The essays that really spoke to me are the ones that told me more about the books I know, or now want to know, by how they worked on other readers. Helen Macdonald and Rowan Williams’ poems do this. Neil Gaiman’s observation about Boneland makes complete sense of the whole Colin and Susan saga for me: that there is a missing third novel that hasn’t (yet) been written, preceding and explaining the terrifying, schizophrenic anguish of Colin’s search for his sister in the Pleiades. I’m so tired of Stephen Fry’s multiple appearances in every medium, but what he says about Garner’s writing rings true: Garner is a writer who trusts his readers. Ali Smith’s recollections of seeing The Owl Service on TV, Philip Pullman’s carefully-chosen words about the moral relationship between craft and writing, and Margaret Atwood’s totally bonkers story about a people-skinning raccoon – these are the Big Name contributions to draw the unGarnered reader in, to find out what their heroes think of him. It’s unclear what the Atwood story says about Garner or his writing, but what anthology editor is going to refuse a short story from Margaret Atwood? Perhaps it was simply a present.

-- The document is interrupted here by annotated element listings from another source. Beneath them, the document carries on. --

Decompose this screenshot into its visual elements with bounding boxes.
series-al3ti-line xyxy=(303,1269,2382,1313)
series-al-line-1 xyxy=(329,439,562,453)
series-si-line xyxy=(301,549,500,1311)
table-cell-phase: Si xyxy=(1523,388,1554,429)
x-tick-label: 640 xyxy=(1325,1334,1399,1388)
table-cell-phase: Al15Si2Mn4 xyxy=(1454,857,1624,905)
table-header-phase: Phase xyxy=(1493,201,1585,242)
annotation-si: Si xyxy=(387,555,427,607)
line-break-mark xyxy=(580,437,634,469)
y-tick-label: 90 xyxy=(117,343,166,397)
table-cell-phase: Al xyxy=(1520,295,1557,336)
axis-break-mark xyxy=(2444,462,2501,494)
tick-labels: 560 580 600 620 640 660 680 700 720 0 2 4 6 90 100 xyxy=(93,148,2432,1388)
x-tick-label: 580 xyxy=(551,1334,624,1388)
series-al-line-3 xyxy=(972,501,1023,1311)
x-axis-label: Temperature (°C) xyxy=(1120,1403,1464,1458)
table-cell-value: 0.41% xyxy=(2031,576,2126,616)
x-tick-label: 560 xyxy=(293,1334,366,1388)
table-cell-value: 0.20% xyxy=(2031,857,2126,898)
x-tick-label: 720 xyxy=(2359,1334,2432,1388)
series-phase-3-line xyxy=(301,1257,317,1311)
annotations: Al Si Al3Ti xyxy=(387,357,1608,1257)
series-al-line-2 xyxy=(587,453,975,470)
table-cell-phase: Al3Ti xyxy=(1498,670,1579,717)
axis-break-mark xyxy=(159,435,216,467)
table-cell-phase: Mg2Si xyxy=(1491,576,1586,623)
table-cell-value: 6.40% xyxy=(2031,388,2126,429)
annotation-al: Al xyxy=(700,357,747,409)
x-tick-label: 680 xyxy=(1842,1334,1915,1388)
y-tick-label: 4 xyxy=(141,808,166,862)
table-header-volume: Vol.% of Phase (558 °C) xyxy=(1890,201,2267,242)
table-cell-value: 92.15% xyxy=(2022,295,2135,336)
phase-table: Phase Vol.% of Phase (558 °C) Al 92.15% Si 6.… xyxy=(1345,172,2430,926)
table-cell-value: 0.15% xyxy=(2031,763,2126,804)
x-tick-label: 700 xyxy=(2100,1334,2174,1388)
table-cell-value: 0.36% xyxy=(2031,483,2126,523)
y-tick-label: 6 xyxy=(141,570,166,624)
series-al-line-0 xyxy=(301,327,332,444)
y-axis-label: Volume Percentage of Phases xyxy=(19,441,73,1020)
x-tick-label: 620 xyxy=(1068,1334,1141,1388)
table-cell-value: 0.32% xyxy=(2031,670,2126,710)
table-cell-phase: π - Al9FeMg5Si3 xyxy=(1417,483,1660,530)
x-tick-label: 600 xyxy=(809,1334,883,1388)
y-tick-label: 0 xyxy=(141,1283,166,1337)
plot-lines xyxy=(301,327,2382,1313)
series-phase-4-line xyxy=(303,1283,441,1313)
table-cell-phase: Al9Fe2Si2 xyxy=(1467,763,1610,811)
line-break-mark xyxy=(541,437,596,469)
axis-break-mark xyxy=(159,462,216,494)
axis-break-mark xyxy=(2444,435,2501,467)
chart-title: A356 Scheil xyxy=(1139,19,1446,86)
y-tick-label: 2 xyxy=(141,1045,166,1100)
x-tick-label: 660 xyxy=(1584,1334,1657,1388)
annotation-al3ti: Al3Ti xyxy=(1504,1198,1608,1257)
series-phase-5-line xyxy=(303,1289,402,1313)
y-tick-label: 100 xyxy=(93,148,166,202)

Garner 5Less well-known names (unless you’re into archaeology or professional storytelling, for example) give revealing recollections of how a Garner book did things to their mind, or how he popped up in their professional or private lives one day holding a thing of wonder to show them, and how he has never left. There is pain in some essays, that articulate how Garner’s writing works as healing and therapy. These moved me: seeing behind the public frontages of these Big Name authors lessened my dislike for their writing.

There are also New Big Names included who were presumably asked to write something because they are so hot right now. There are So-So Names who get in because they are part of the London literary scene, on the spot for commissioning because they move in the same circles as the editor, or in Unbound’s orbit. Many of these contributions were uninteresting, being not much more than ‘My favourite Alan Garner book and why’, which we can all write ourselves. At least one was a regrettable froth of self-indulgent twaddle. The most memorable essays are those by specialists pointing out something hitherto unnoticed or remarkable that Garner has said or done, and the people from Garner’s life who have no particular public presence, whose biographical stories prevent the book slopping into woolly mush. It might so easily have gone that way, had it merely been a luvvy-festschrift (which is good, because Garner is absolutely not a luvvy). Despite all the necessary publicity and puffery needed to get this book off the ground, it’s a great addition to biography. I’m glad I subscribed.